As in all tragedies, everyone lost something
Journalists are always on to the next big thing.
It’s going to be awhile before anything as big as the Rita Crundwell scandal comes along in these parts.
But that’s what we thought after a Midwestern manhunt captured Nick Sheley in the summer to 2008.
As with Sheley’s story, the last chapter of the Crundwell caper has yet to be written.
Nobody thought it would end with the federal sentence of 19 years, 7 months for fraud.
That old story has some life left in her yet.
FOR ONE THING, the federal marshals have to complete the liquidation of Crundwell’s property – real and personal. An online auction of her jewelry is next on the block.
Then the city has to see how much of that missing $53.7 million it recovers through all the sales. Maybe $11 million?
The city also will recoup what it can from the accountants who were supposed to be auditing the city’s finances over the past two decades. You have to believe a lawsuit settlement will be sought by the defendants, who cannot be too eager to have any more of the embarrassing details of their work go public.
And don’t forget Crundwell’s 60-count indictment on state charges.
Or, maybe we should.
HAS RITA CRUNDWELL suffered enough?
The jury is still out on that one.
She has lost her empire, her home, her horses, her reputation – lost her entire dream-made-true with public funds.
The court of public opinion, however, hasn’t shown much sympathy for the former horse breeder and showman.
Some people have suggested she should never get out of prison, even though her federal sentence is likely to keep her locked up only until she is 77.
Some people believe she must have some of that loot stashed away in a safe place for her eventual release. At 77, a lot of people still have a lot of living to do, if not the means by which to do it.
Is it possible that the FBI hasn’t tracked down all of her assets?
Rita apparently cooperated fully.
She wouldn’t lie to the FBI (again), would she?
SOME PEOPLE WON’T be happy if nothing comes of those state charges.
When she was asked about further prosecution, Lee County State’s Attorney Anna Sacco-Miller said she couldn’t answer that – yet.
If you watched this newspaper’s video of Sacco-Miller (available at saukvalley.com) after the Valentine’s Day sentencing, you heard her say this about pursuing those charges:
“At this point, I can’t answer that. I need to schedule a meeting with city officials to find out if they are happy with the sentence that was imposed and whether or not any additional sentence would be required.

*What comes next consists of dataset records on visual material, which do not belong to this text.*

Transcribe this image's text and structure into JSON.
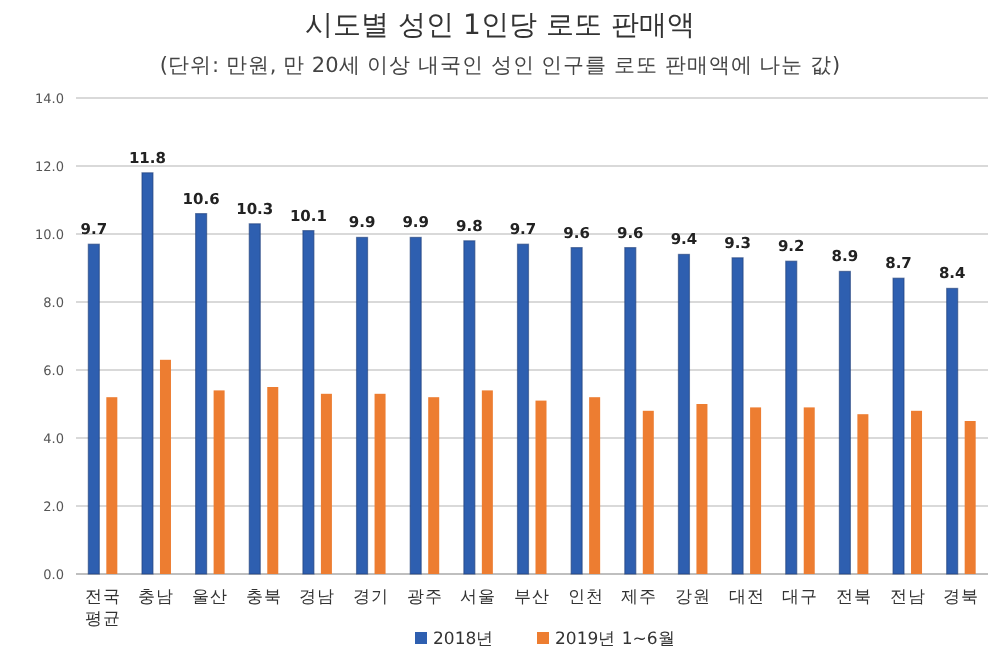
{
  "chart_data": {
    "type": "bar",
    "title": "시도별 성인 1인당 로또 판매액",
    "subtitle": "(단위: 만원, 만 20세 이상 내국인 성인 인구를 로또 판매액에 나눈 값)",
    "categories": [
      "전국 평균",
      "충남",
      "울산",
      "충북",
      "경남",
      "경기",
      "광주",
      "서울",
      "부산",
      "인천",
      "제주",
      "강원",
      "대전",
      "대구",
      "전북",
      "전남",
      "경북"
    ],
    "series": [
      {
        "name": "2018년",
        "color": "#2e5fb0",
        "values": [
          9.7,
          11.8,
          10.6,
          10.3,
          10.1,
          9.9,
          9.9,
          9.8,
          9.7,
          9.6,
          9.6,
          9.4,
          9.3,
          9.2,
          8.9,
          8.7,
          8.4
        ],
        "value_labels": [
          "9.7",
          "11.8",
          "10.6",
          "10.3",
          "10.1",
          "9.9",
          "9.9",
          "9.8",
          "9.7",
          "9.6",
          "9.6",
          "9.4",
          "9.3",
          "9.2",
          "8.9",
          "8.7",
          "8.4"
        ]
      },
      {
        "name": "2019년 1~6월",
        "color": "#ed7d31",
        "values": [
          5.2,
          6.3,
          5.4,
          5.5,
          5.3,
          5.3,
          5.2,
          5.4,
          5.1,
          5.2,
          4.8,
          5.0,
          4.9,
          4.9,
          4.7,
          4.8,
          4.5
        ]
      }
    ],
    "ylim": [
      0,
      14
    ],
    "yticks": [
      {
        "value": 0,
        "label": "0.0"
      },
      {
        "value": 2,
        "label": "2.0"
      },
      {
        "value": 4,
        "label": "4.0"
      },
      {
        "value": 6,
        "label": "6.0"
      },
      {
        "value": 8,
        "label": "8.0"
      },
      {
        "value": 10,
        "label": "10.0"
      },
      {
        "value": 12,
        "label": "12.0"
      },
      {
        "value": 14,
        "label": "14.0"
      }
    ],
    "grid": "y",
    "legend": "bottom"
  }
}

“I think the main reason that the charges were filed state-wise as well was to make sure there was a very serious penalty imposed for her actions. Now that the judge has basically given her the maximum sentence, that may help to resolve the state’s charges more quickly.”
You can take that many ways.
YOU WOULD HAVE to think we’re talking about another plea deal here.
During that interview, the state’s attorney caught herself from promising too much to folks who think that federal sentence of less than 17 years (assuming good behavior by inmate Crundwell) is much too light.
“Obviously, my job is to continue to try to prosecute – or seek justice – for the citizens of Dixon and Lee County,” she said.
Dismissing those state charges would be politically unwise for Ms. Sacco-Miller, who has been in office less than 3 months.
But obtaining a conviction – even if through a guilty plea – isn’t likely going to involve any more time behind bars for Crundwell.
The state’s attorney suggested that the $10 million the city is likely to realize from the sale of all things Crundwell isn’t an insignificant sum and, along with changes in financial operations, will have the city on the road to recovery.
Is there anything more to gain by adding years to that prison sentence?
So while Sacco-Miller surely will seek a guilty plea, any sentence imposed would be served concurrent with the federal term.
That’s why it’s called a deal.
FOR THE RECORD, let the editor say he was heartened by comments from Mayor James Burke after the sentencing.
Although no one we talked with was much convinced that Crundwell was “truly sorry,” as she told the judge she was, for anything other than getting caught, the mayor injected some humanity into his reflection on the sentence.
While he said he believed her near-maximum term was just, and that he was happy to see Crundwell in ’cuffs, he expressed some sympathy for her immediate future.
“... I just felt what a tragedy it is for her that she is going to be spending almost 20 years in prison,” he said.
Thanks for saying that, mayor.
The only thing more tragic would have been for her to have never been caught.